Numerical analysis of ignition of fuel droplet array in hot stagnant air

Abstract

Numerical analysis was conducted to simulate the ignition phenomena of a fuel droplet array in hot stagnant air. Previous experimental results showed that ignition times of an n-heptane droplet array quickly put into quiescent hot air were less than the ignition time of a single droplet. The objective of the present study was to clarify this interesting behavior of ignition time by numerical analysis. We assumed that a heptane droplet array with a droplet diameter of 0.75 to 1.25 mm and spacing of 4 to 20 mm was immersed in hot air with a temperature of 1123 K at time zero. The unsteady equation set for the array system was solved numerically by means of the finite-difference method. The results showed that ignition times became shorter than that of a single droplet as the droplet spacing decreased and that ignition times increased rapidly when the spacing further decreased. These ignition time behaviors were consistent with experimental results.

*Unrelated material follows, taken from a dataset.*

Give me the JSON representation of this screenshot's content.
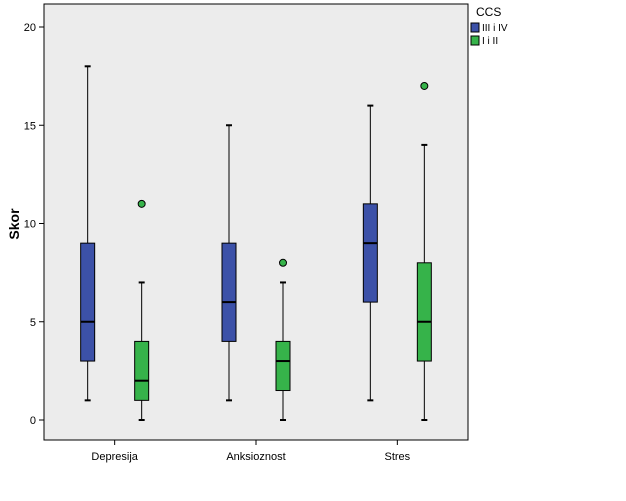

Time-dependent temperature distributions indicated that the first ignition position(s) was located between droplets when the ignition time was less than that of a single droplet. When the spacing was smaller, an intense reaction region surrounded the array as a cylindrical tube. The basic mechanism of the shorter ignition time of a droplet array is a slight decrease of the vaporized fuel mass flux due to the suppression of the increase in droplet surface temperature in the array.